The Associated Press wrote in its Nov. 5, 2008 article "Washington Voters Approve Assisted Suicide Initiative" that:  

"Voters have approved a ballot measure making Washington the nation's second state to allow terminally ill people the option of medically assisted suicide.

The measure, patterned after Oregon's 'Death with Dignity' law, allows a terminally ill person to be prescribed lethal medication, which would be self-administered.

With about 30 percent of the expected vote counted Tuesday in unofficial returns, about 58 percent of voters had approved the measure and about 42 percent rejected it."

Nov. 5, 2008 Associated Press


Janet I. Tu, staff writer at the Seattle Times, wrote in her Nov. 5, 2008 article "'Death with Dignity' Act Passes," published in The Seattle Times:

"Washington will become the second state to allow doctors to prescribe lethal doses of medication for terminally ill patients seeking to hasten their deaths…

I-1000, modeled on a decade-old Oregon law, permits terminally ill, competent adult residents of Washington, who are medically predicted to have six months or less to live, to request and self-administer lethal medication prescribed by a physician.

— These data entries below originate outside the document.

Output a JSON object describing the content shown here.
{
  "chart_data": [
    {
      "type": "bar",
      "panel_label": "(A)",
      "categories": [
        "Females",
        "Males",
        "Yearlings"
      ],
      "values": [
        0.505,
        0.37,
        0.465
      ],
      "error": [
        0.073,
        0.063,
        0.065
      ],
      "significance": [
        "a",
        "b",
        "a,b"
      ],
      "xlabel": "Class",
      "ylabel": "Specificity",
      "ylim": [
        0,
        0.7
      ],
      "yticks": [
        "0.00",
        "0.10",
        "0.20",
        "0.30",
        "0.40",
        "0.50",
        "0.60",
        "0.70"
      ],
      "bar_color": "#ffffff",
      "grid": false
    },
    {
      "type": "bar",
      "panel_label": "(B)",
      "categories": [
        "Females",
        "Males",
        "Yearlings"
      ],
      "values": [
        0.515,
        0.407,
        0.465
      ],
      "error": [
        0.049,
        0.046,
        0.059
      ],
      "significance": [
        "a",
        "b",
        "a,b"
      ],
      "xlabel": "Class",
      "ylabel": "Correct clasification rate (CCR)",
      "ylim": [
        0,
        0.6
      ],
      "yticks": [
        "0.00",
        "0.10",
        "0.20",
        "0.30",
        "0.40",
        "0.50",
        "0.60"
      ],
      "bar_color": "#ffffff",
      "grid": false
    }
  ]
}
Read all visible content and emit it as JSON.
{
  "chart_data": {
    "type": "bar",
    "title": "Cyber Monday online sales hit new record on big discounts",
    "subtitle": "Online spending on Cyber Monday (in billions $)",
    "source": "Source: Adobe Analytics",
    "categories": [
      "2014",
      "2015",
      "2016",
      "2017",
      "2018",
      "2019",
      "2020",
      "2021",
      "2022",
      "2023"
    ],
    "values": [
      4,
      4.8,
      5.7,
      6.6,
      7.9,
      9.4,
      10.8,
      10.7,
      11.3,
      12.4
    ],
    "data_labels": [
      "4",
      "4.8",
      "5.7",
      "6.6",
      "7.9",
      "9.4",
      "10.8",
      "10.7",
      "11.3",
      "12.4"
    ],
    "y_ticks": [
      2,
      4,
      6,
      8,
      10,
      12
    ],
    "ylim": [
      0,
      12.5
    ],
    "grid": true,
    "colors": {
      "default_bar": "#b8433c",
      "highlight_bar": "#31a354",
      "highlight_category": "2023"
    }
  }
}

The measure protects doctors from being prosecuted under a state law forbidding anyone from aiding in a suicide attempt…

Initiative supporters said terminally ill patients who are suffering great pain should have the choice to hasten their deaths in a ‘humane and dignified’ manner. They said the measure includes many safeguards, and that no abuses have been found in Oregon in the 10 years the law has been in effect there.

Opponents said end-of-life care has advanced to the point where pain can be controlled. They also said there would be no way of really knowing if safeguards are working because very little information about specific cases would be public and there wouldn't be an independent review of possible abuses."